Perché Fritz non ha nascosto un po’ di preoccupazione per le condizioni del suo ginocchio destro, che già in passato aveva specificato essere stata la causa di qualche up and down di troppo nel corso della stagione 2025. “Sinceramente sono arrivato al punto che se non dovessi vedere miglioramenti nei prossimi mesi sarò costretto a fermarmi”, ha fatto sapere, alimentando più di un dubbio sulla sua tenuta fisica attuale.

“Ho passato l’intera pausa di fine anno a fare riabilitazione, ma il problema che ho richiede tempi lunghi prima di poter essere debellato. Per non sovraccaricare troppo il ginocchio destro non ho potuto giocare molti scambi in allenamento, e questo spiega la mancanza di ritmo in questo primo scorcio di nuovo anno.

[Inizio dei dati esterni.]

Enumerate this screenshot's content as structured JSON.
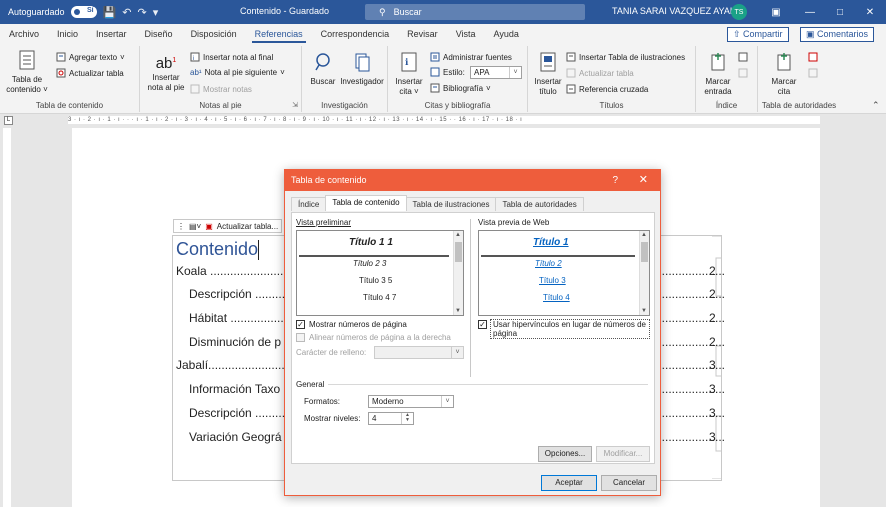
{
  "titlebar": {
    "autosave_label": "Autoguardado",
    "autosave_state": "Sí",
    "doc_title": "Contenido - Guardado",
    "search_placeholder": "Buscar",
    "user_name": "TANIA SARAI VAZQUEZ AYALA",
    "user_initials": "TS"
  },
  "menu_tabs": [
    "Archivo",
    "Inicio",
    "Insertar",
    "Diseño",
    "Disposición",
    "Referencias",
    "Correspondencia",
    "Revisar",
    "Vista",
    "Ayuda"
  ],
  "share_label": "Compartir",
  "comments_label": "Comentarios",
  "ribbon": {
    "toc_group": {
      "big_label_1": "Tabla de",
      "big_label_2": "contenido",
      "add_text": "Agregar texto",
      "update_table": "Actualizar tabla",
      "label": "Tabla de contenido"
    },
    "footnotes_group": {
      "insert_footnote_1": "Insertar",
      "insert_footnote_2": "nota al pie",
      "insert_endnote": "Insertar nota al final",
      "next_footnote": "Nota al pie siguiente",
      "show_notes": "Mostrar notas",
      "label": "Notas al pie"
    },
    "research_group": {
      "search": "Buscar",
      "researcher": "Investigador",
      "label": "Investigación"
    },
    "citations_group": {
      "insert_citation_1": "Insertar",
      "insert_citation_2": "cita",
      "manage_sources": "Administrar fuentes",
      "style_label": "Estilo:",
      "style_value": "APA",
      "bibliography": "Bibliografía",
      "label": "Citas y bibliografía"
    },
    "captions_group": {
      "insert_caption_1": "Insertar",
      "insert_caption_2": "título",
      "insert_table_figures": "Insertar Tabla de ilustraciones",
      "update_table": "Actualizar tabla",
      "cross_reference": "Referencia cruzada",
      "label": "Títulos"
    },
    "index_group": {
      "mark_entry_1": "Marcar",
      "mark_entry_2": "entrada",
      "label": "Índice"
    },
    "authorities_group": {
      "mark_citation_1": "Marcar",
      "mark_citation_2": "cita",
      "label": "Tabla de autoridades"
    }
  },
  "ruler_text": "3 · ı · 2 · ı · 1 · ı ·  ·  · ı · 1 · ı · 2 · ı · 3 · ı · 4 · ı · 5 · ı · 6 · ı · 7 · ı · 8 · ı · 9 · ı · 10 · ı · 11 · ı · 12 · ı · 13 · ı · 14 · ı · 15 ·  · 16 · ı · 17 · ı · 18 · ı",
  "document": {
    "toc_toolbar_label": "Actualizar tabla...",
    "toc_heading": "Contenido",
    "entries": [
      {
        "text": "Koala ..............................",
        "page": "2"
      },
      {
        "text": "Descripción ................",
        "page": "2"
      },
      {
        "text": "Hábitat .......................",
        "page": "2"
      },
      {
        "text": "Disminución de p",
        "page": "2"
      },
      {
        "text": "Jabalí...............................",
        "page": "3"
      },
      {
        "text": "Información Taxo",
        "page": "3"
      },
      {
        "text": "Descripción ................",
        "page": "3"
      },
      {
        "text": "Variación Geográ",
        "page": "3"
      }
    ],
    "right_dots": "....................."
  },
  "dialog": {
    "title": "Tabla de contenido",
    "help": "?",
    "close": "✕",
    "tabs": [
      "Índice",
      "Tabla de contenido",
      "Tabla de ilustraciones",
      "Tabla de autoridades"
    ],
    "print_preview_label": "Vista preliminar",
    "print_preview_items": [
      "Título 1 1",
      "Título 2 3",
      "Título 3 5",
      "Título 4 7"
    ],
    "web_preview_label": "Vista previa de Web",
    "web_preview_items": [
      "Título 1",
      "Título 2",
      "Título 3",
      "Título 4"
    ],
    "show_page_numbers": "Mostrar números de página",
    "align_page_numbers": "Alinear números de página a la derecha",
    "tab_leader_label": "Carácter de relleno:",
    "use_hyperlinks_1": "Usar hipervínculos en lugar de números de",
    "use_hyperlinks_2": "página",
    "general_label": "General",
    "formats_label": "Formatos:",
    "formats_value": "Moderno",
    "levels_label": "Mostrar niveles:",
    "levels_value": "4",
    "options_button": "Opciones...",
    "modify_button": "Modificar...",
    "ok_button": "Aceptar",
    "cancel_button": "Cancelar",
    "checked_mark": "✓"
  },
  "colors": {
    "word_blue": "#2b579a",
    "dialog_accent": "#ee5d3c",
    "heading_blue": "#2f5496",
    "link_blue": "#0563c1"
  }
}
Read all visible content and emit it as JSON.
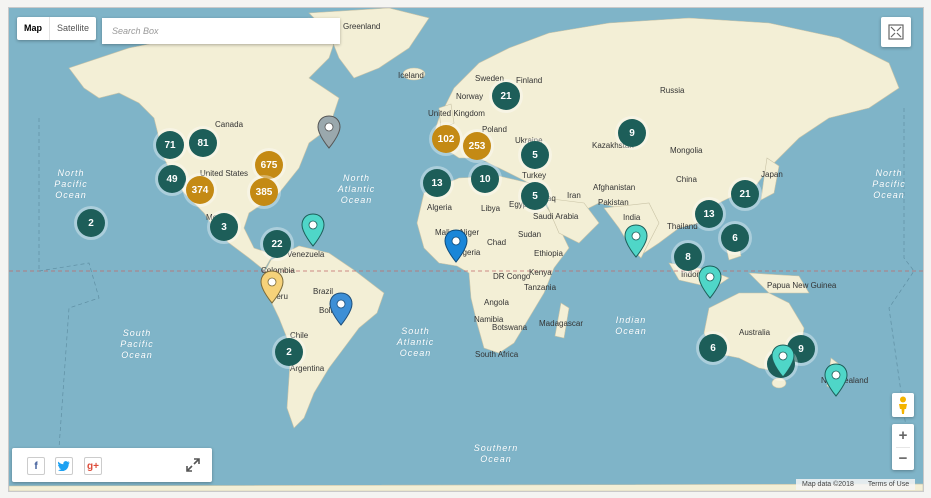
{
  "map_type": {
    "map": "Map",
    "satellite": "Satellite"
  },
  "search": {
    "placeholder": "Search Box"
  },
  "countries": [
    {
      "name": "Greenland"
    },
    {
      "name": "Iceland"
    },
    {
      "name": "Canada"
    },
    {
      "name": "United States"
    },
    {
      "name": "Mexico"
    },
    {
      "name": "Venezuela"
    },
    {
      "name": "Colombia"
    },
    {
      "name": "Peru"
    },
    {
      "name": "Brazil"
    },
    {
      "name": "Bolivia"
    },
    {
      "name": "Chile"
    },
    {
      "name": "Argentina"
    },
    {
      "name": "Sweden"
    },
    {
      "name": "Finland"
    },
    {
      "name": "Norway"
    },
    {
      "name": "United Kingdom"
    },
    {
      "name": "Poland"
    },
    {
      "name": "Ukraine"
    },
    {
      "name": "Russia"
    },
    {
      "name": "Kazakhstan"
    },
    {
      "name": "Mongolia"
    },
    {
      "name": "China"
    },
    {
      "name": "Japan"
    },
    {
      "name": "Turkey"
    },
    {
      "name": "Iran"
    },
    {
      "name": "Iraq"
    },
    {
      "name": "Afghanistan"
    },
    {
      "name": "Pakistan"
    },
    {
      "name": "India"
    },
    {
      "name": "Saudi Arabia"
    },
    {
      "name": "Egypt"
    },
    {
      "name": "Libya"
    },
    {
      "name": "Algeria"
    },
    {
      "name": "Mali"
    },
    {
      "name": "Niger"
    },
    {
      "name": "Chad"
    },
    {
      "name": "Sudan"
    },
    {
      "name": "Nigeria"
    },
    {
      "name": "Ethiopia"
    },
    {
      "name": "DR Congo"
    },
    {
      "name": "Kenya"
    },
    {
      "name": "Tanzania"
    },
    {
      "name": "Angola"
    },
    {
      "name": "Namibia"
    },
    {
      "name": "Botswana"
    },
    {
      "name": "South Africa"
    },
    {
      "name": "Madagascar"
    },
    {
      "name": "Thailand"
    },
    {
      "name": "Indonesia"
    },
    {
      "name": "Papua New Guinea"
    },
    {
      "name": "Australia"
    },
    {
      "name": "New Zealand"
    }
  ],
  "oceans": [
    {
      "name": "North Pacific Ocean"
    },
    {
      "name": "North Pacific Ocean"
    },
    {
      "name": "North Atlantic Ocean"
    },
    {
      "name": "South Pacific Ocean"
    },
    {
      "name": "South Atlantic Ocean"
    },
    {
      "name": "Indian Ocean"
    },
    {
      "name": "Southern Ocean"
    }
  ],
  "clusters": [
    {
      "count": "71",
      "color": "green"
    },
    {
      "count": "81",
      "color": "green"
    },
    {
      "count": "49",
      "color": "green"
    },
    {
      "count": "374",
      "color": "gold"
    },
    {
      "count": "675",
      "color": "gold"
    },
    {
      "count": "385",
      "color": "gold"
    },
    {
      "count": "3",
      "color": "green"
    },
    {
      "count": "2",
      "color": "green"
    },
    {
      "count": "22",
      "color": "green"
    },
    {
      "count": "2",
      "color": "green"
    },
    {
      "count": "102",
      "color": "gold"
    },
    {
      "count": "253",
      "color": "gold"
    },
    {
      "count": "21",
      "color": "green"
    },
    {
      "count": "9",
      "color": "green"
    },
    {
      "count": "5",
      "color": "green"
    },
    {
      "count": "13",
      "color": "green"
    },
    {
      "count": "10",
      "color": "green"
    },
    {
      "count": "5",
      "color": "green"
    },
    {
      "count": "21",
      "color": "green"
    },
    {
      "count": "13",
      "color": "green"
    },
    {
      "count": "6",
      "color": "green"
    },
    {
      "count": "8",
      "color": "green"
    },
    {
      "count": "6",
      "color": "green"
    },
    {
      "count": "9",
      "color": "green"
    },
    {
      "count": "8",
      "color": "green"
    }
  ],
  "pins": [
    {
      "color": "#9aa8ad"
    },
    {
      "color": "#4fd6c8"
    },
    {
      "color": "#f6d27a"
    },
    {
      "color": "#3d8fd6"
    },
    {
      "color": "#1a86d8"
    },
    {
      "color": "#4fd6c8"
    },
    {
      "color": "#4fd6c8"
    },
    {
      "color": "#4fd6c8"
    },
    {
      "color": "#4fd6c8"
    }
  ],
  "colors": {
    "water": "#7fb4c8",
    "land": "#f3efd6",
    "cluster_green": "#1d5e59",
    "cluster_gold": "#c48a14"
  },
  "icons": {
    "fullscreen": "fullscreen-icon",
    "pegman": "pegman-icon",
    "facebook": "facebook-icon",
    "twitter": "twitter-icon",
    "googleplus": "google-plus-icon",
    "expand": "expand-icon"
  },
  "zoom": {
    "in": "+",
    "out": "−"
  },
  "share": {
    "facebook": "f",
    "googleplus": "g+"
  },
  "attribution": {
    "data": "Map data ©2018",
    "terms": "Terms of Use"
  }
}
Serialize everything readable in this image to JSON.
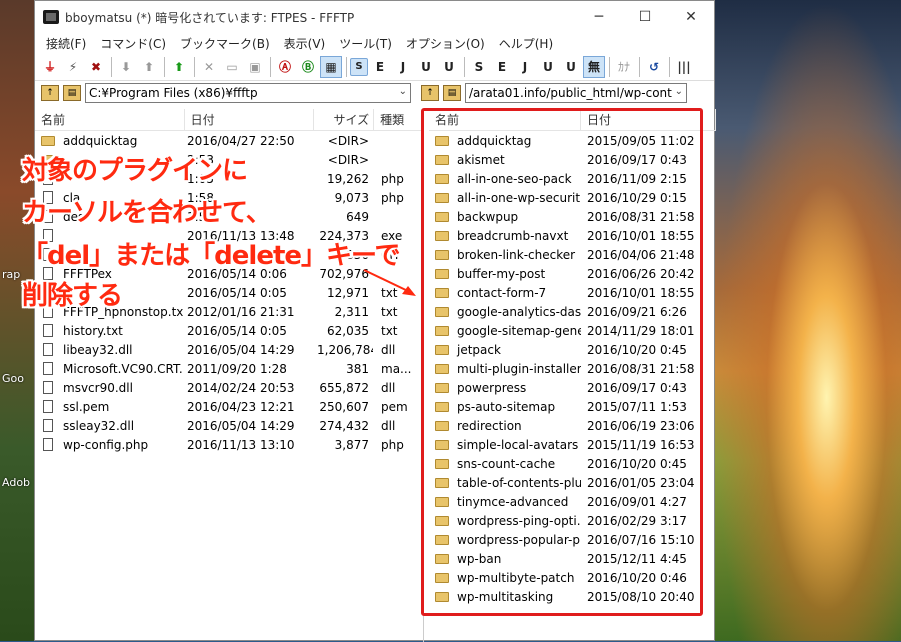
{
  "window": {
    "title": "bboymatsu (*) 暗号化されています: FTPES - FFFTP",
    "min": "─",
    "max": "☐",
    "close": "✕"
  },
  "menu": [
    "接続(F)",
    "コマンド(C)",
    "ブックマーク(B)",
    "表示(V)",
    "ツール(T)",
    "オプション(O)",
    "ヘルプ(H)"
  ],
  "toolbar": [
    "S",
    "E",
    "J",
    "U",
    "U",
    "S",
    "E",
    "J",
    "U",
    "U",
    "無",
    "ｶﾅ"
  ],
  "left_path": "C:¥Program Files (x86)¥ffftp",
  "right_path": "/arata01.info/public_html/wp-cont",
  "left_headers": {
    "name": "名前",
    "date": "日付",
    "size": "サイズ",
    "type": "種類"
  },
  "right_headers": {
    "name": "名前",
    "date": "日付"
  },
  "left_files": [
    {
      "name": "addquicktag",
      "date": "2016/04/27 22:50",
      "size": "<DIR>",
      "type": "",
      "folder": true
    },
    {
      "name": "",
      "date": "2:53",
      "size": "<DIR>",
      "type": "",
      "folder": true
    },
    {
      "name": "",
      "date": "1:05",
      "size": "19,262",
      "type": "php",
      "folder": false
    },
    {
      "name": "cla",
      "date": "1:58",
      "size": "9,073",
      "type": "php",
      "folder": false
    },
    {
      "name": "des",
      "date": "1:58",
      "size": "649",
      "type": "",
      "folder": false
    },
    {
      "name": "",
      "date": "2016/11/13 13:48",
      "size": "224,373",
      "type": "exe",
      "folder": false
    },
    {
      "name": "",
      "date": "",
      "size": "836",
      "type": "CH",
      "folder": false
    },
    {
      "name": "FFFTPex",
      "date": "2016/05/14 0:06",
      "size": "702,976",
      "type": "",
      "folder": false
    },
    {
      "name": "",
      "date": "2016/05/14 0:05",
      "size": "12,971",
      "type": "txt",
      "folder": false
    },
    {
      "name": "FFFTP_hpnonstop.txt",
      "date": "2012/01/16 21:31",
      "size": "2,311",
      "type": "txt",
      "folder": false
    },
    {
      "name": "history.txt",
      "date": "2016/05/14 0:05",
      "size": "62,035",
      "type": "txt",
      "folder": false
    },
    {
      "name": "libeay32.dll",
      "date": "2016/05/04 14:29",
      "size": "1,206,784",
      "type": "dll",
      "folder": false
    },
    {
      "name": "Microsoft.VC90.CRT.m...",
      "date": "2011/09/20 1:28",
      "size": "381",
      "type": "ma...",
      "folder": false
    },
    {
      "name": "msvcr90.dll",
      "date": "2014/02/24 20:53",
      "size": "655,872",
      "type": "dll",
      "folder": false
    },
    {
      "name": "ssl.pem",
      "date": "2016/04/23 12:21",
      "size": "250,607",
      "type": "pem",
      "folder": false
    },
    {
      "name": "ssleay32.dll",
      "date": "2016/05/04 14:29",
      "size": "274,432",
      "type": "dll",
      "folder": false
    },
    {
      "name": "wp-config.php",
      "date": "2016/11/13 13:10",
      "size": "3,877",
      "type": "php",
      "folder": false
    }
  ],
  "right_files": [
    {
      "name": "addquicktag",
      "date": "2015/09/05 11:02"
    },
    {
      "name": "akismet",
      "date": "2016/09/17 0:43"
    },
    {
      "name": "all-in-one-seo-pack",
      "date": "2016/11/09 2:15"
    },
    {
      "name": "all-in-one-wp-securit...",
      "date": "2016/10/29 0:15"
    },
    {
      "name": "backwpup",
      "date": "2016/08/31 21:58"
    },
    {
      "name": "breadcrumb-navxt",
      "date": "2016/10/01 18:55"
    },
    {
      "name": "broken-link-checker",
      "date": "2016/04/06 21:48"
    },
    {
      "name": "buffer-my-post",
      "date": "2016/06/26 20:42"
    },
    {
      "name": "contact-form-7",
      "date": "2016/10/01 18:55"
    },
    {
      "name": "google-analytics-das...",
      "date": "2016/09/21 6:26"
    },
    {
      "name": "google-sitemap-gene...",
      "date": "2014/11/29 18:01"
    },
    {
      "name": "jetpack",
      "date": "2016/10/20 0:45"
    },
    {
      "name": "multi-plugin-installer",
      "date": "2016/08/31 21:58"
    },
    {
      "name": "powerpress",
      "date": "2016/09/17 0:43"
    },
    {
      "name": "ps-auto-sitemap",
      "date": "2015/07/11 1:53"
    },
    {
      "name": "redirection",
      "date": "2016/06/19 23:06"
    },
    {
      "name": "simple-local-avatars",
      "date": "2015/11/19 16:53"
    },
    {
      "name": "sns-count-cache",
      "date": "2016/10/20 0:45"
    },
    {
      "name": "table-of-contents-plus",
      "date": "2016/01/05 23:04"
    },
    {
      "name": "tinymce-advanced",
      "date": "2016/09/01 4:27"
    },
    {
      "name": "wordpress-ping-opti...",
      "date": "2016/02/29 3:17"
    },
    {
      "name": "wordpress-popular-p...",
      "date": "2016/07/16 15:10"
    },
    {
      "name": "wp-ban",
      "date": "2015/12/11 4:45"
    },
    {
      "name": "wp-multibyte-patch",
      "date": "2016/10/20 0:46"
    },
    {
      "name": "wp-multitasking",
      "date": "2015/08/10 20:40"
    }
  ],
  "annotation": {
    "line1": "対象のプラグインに",
    "line2": "カーソルを合わせて、",
    "line3": "「del」または「delete」キーで",
    "line4": "削除する",
    "color": "#ff2a10"
  },
  "desktop": {
    "label1": "rap",
    "label2": "Goo",
    "label3": "Adob"
  }
}
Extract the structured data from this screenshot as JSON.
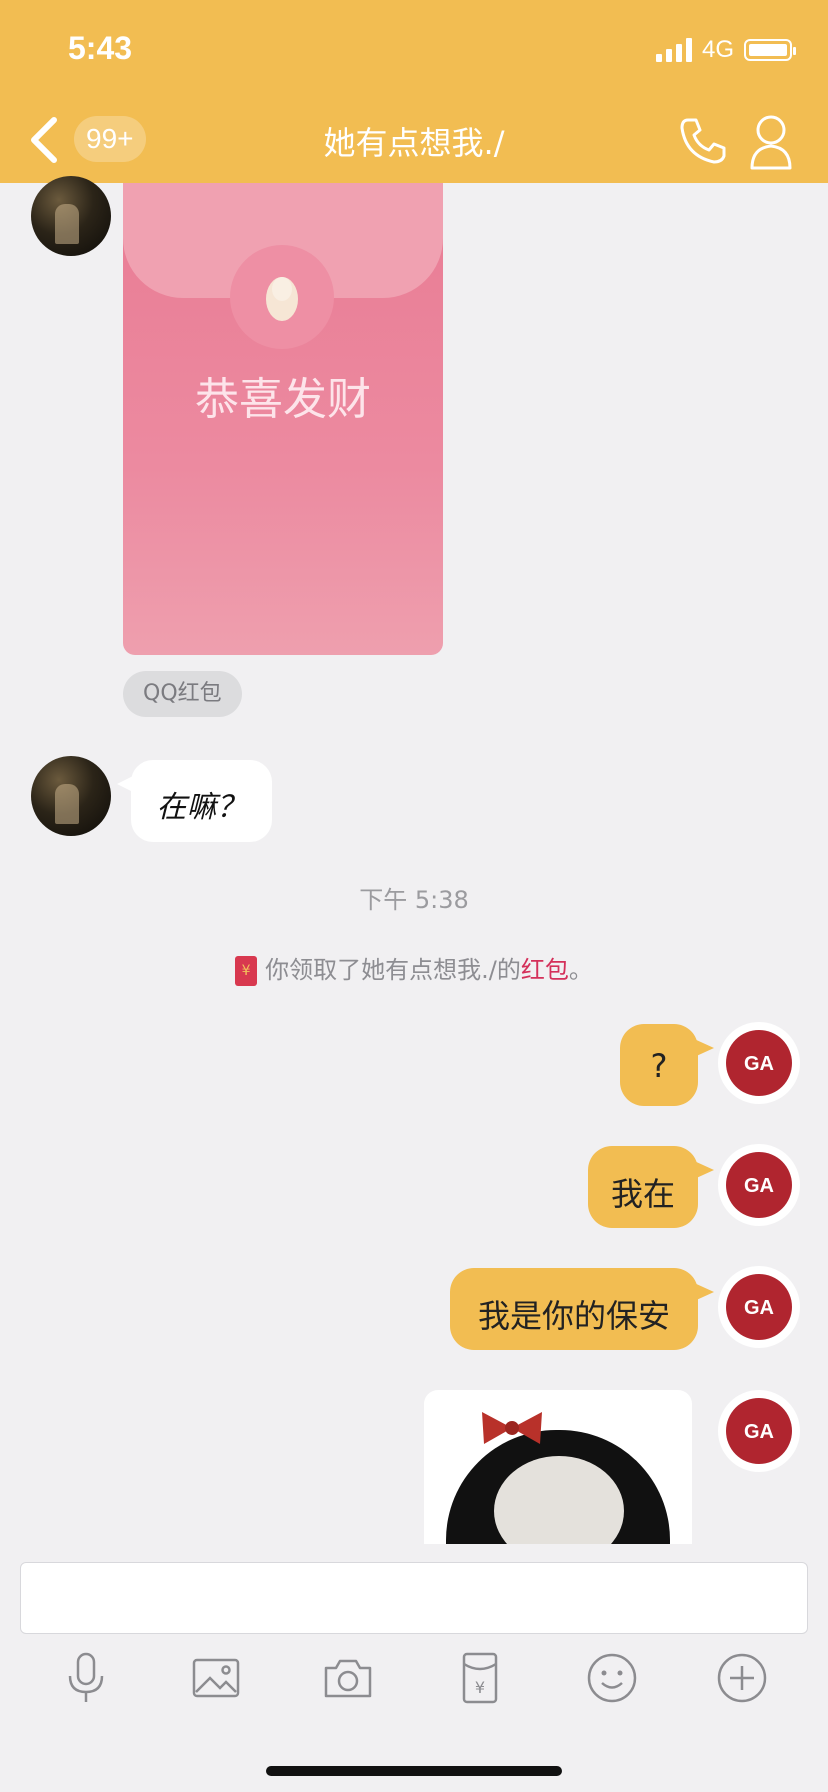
{
  "status_bar": {
    "time": "5:43",
    "network": "4G"
  },
  "header": {
    "unread_count": "99+",
    "title": "她有点想我./"
  },
  "messages": {
    "red_packet_text": "恭喜发财",
    "red_packet_label": "QQ红包",
    "incoming_text": "在嘛？",
    "timestamp": "下午 5:38",
    "system_prefix": "你领取了她有点想我./的",
    "system_link": "红包",
    "system_suffix": "。",
    "out_1": "?",
    "out_2": "我在",
    "out_3": "我是你的保安",
    "avatar_logo_text": "GA"
  },
  "toolbar": {
    "icons": [
      "microphone-icon",
      "image-icon",
      "camera-icon",
      "red-packet-icon",
      "emoji-icon",
      "plus-icon"
    ]
  },
  "colors": {
    "accent": "#f2bd52",
    "red_packet": "#e97c94",
    "link": "#d4305a"
  }
}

La mia sarà una stagione di gestione: dovrò cercare di ritrovare il feeling partita dopo partita, convivendo con il dolore e continuando le terapie durante i tornei e tra un pausa e l’altra. Mi do un paio di mesi: se non vedrò miglioramenti tangibili, nonostante i tentativi che farò, allora mi vedrò costretto a fermarmi per risolvere il problema alla radice”.

Wawrinka a 41 anni stupisce: domani la sfida con Cobolli

L’annuncio di Fritz arriva a poche ore dalla rinuncia di Arthur Fils, che non giocherà gli Australian Open e che invero non gioca una partita ufficiale da inizio agosto, quando perse con Lehecka a Toronto. Nel caso del transalpino il problema è legato alla schiena, e sebbene abbia rassicurato sul fatto che stia abbastanza bene, ha semplicemente preferito rinunciare alla trasferta in Australia perché convinto che non valesse la pena andare a rischiare e giocare pur non essendo ancora al 100% della forma.

In Australia invece è volato Stan Wawrinka, che al debutto di quella che sarà la sua ultima stagione nel circuito ATP ha battuto il francese Arthur Rinderknech per 5-7 7-6 7-6, a dispetto dei 41 anni sulla carta d’identità e della fatica fatta (oltre due ore e mezzo di partita) per venirne a capo. Tra l’altro domani mattina Wawrinka sfiderà Cobolli nella sfida tra Italia-Svizzera: ad aprire il programma saranno Paolini-Bencic, poi il doppio misto (potenzialmente decisivo) lo giocheranno Errani e Vavassori.